How Can You Reduce The Risk When Grilling?
That, my friend, is the easy part. If you have one of the best pellet grills on the market you may have a grate that reduces flare ups. Your goal is to do just that, cut down on the number of flare ups. In fact, one easy way to remember this is to repeat the following phrase while watching your steak grill: “Flare ups can flare up my cancer risk.” Pretty simple, right?
The Smoking Method
Here’s where things get a little hinky. You know how bad smoking is for your health, right? The link to cancer from smoking cigarettes or any kind of tobacco comes from carcinogens. When you use wood smoke to treat meat on a pellet grill you are essentially bathing your upcoming meal in carcinogens known as polyaromatic hydrocarbons (PAHs for short). The really sad part of this story comes from the fact that the PAHs are also what make your smoked food smell so freakin’ awesome. Essentially, breathing in those nasty smoke critters is a lot like smoking a pack of cigarettes, minus the tar and nicotine.
How Can You Reduce The Risk When Smoking?

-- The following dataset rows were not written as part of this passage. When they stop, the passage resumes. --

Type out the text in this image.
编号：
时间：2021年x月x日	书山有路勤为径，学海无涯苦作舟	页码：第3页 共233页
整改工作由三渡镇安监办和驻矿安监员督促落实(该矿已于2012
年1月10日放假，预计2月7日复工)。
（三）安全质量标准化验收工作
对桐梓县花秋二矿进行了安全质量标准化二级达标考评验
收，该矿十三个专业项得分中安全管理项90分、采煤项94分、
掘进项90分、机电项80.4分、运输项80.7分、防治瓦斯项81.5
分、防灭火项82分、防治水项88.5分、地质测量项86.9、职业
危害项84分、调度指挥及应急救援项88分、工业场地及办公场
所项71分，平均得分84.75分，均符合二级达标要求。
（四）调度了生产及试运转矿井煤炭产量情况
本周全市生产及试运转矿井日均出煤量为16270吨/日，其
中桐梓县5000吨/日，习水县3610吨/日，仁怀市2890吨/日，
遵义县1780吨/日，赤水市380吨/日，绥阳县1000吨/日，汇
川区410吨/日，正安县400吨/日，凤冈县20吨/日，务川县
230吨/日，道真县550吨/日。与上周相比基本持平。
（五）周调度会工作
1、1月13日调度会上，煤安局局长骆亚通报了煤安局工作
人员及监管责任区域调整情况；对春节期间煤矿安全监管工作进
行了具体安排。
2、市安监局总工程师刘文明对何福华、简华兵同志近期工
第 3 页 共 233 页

Remember, we are talking about smoking meats here. We also don’t want to down play the potential risks here, but breathing in a little smoke every now and again is not as harmful as say, standing over the smoker every single day. But you can also reduce the risk even further by marinating before smoking. Here’s the rub (pun intended) if you marinate the steak or roast what you are doing is two really cool things. First, you are adding a number of great flavors to the meat in a virtual flavor bath or soak. Secondly, the marinate acts as a kind of protective cover. Kind of how sunscreen is supposed to give your skin a fighting chance in the sun. The marinate cover actually makes it a little harder for those nasty chemicals floating around in the smoke from penetrating deep within your dinner of choice.
One More Way To Reduce Your Risk
We know that when you have one of the best pellet grills you are going to want to use it whenever possible. We do the same. However, you can also use your pellet grill as part of the cooking process. As an example, you may wish to start meat in the microwave oven and finish up on the grill. This reduces your risk of flare ups and cuts down on the amount of smoke you’ll be breathing in. Or, you could start on the pellet grill and once you get the meat happenin’ you can finish it off in the oven. Either way, you will not be viewed as a grill pansy. If anything, your health conscious attitude may turn you into a grill hero. You know what that means, right? You’ll have imitators throughout the neighborhood starting or finishing steaks, roasts, whatever just like you. You could start your own blog. You could end up on the front page of your local newspaper as the guy who put health back into grilling or smoking. At the very least your dinner guests will appreciate your concern for their health and that should make you a hero in their eyes. And by all means, cook something healthy!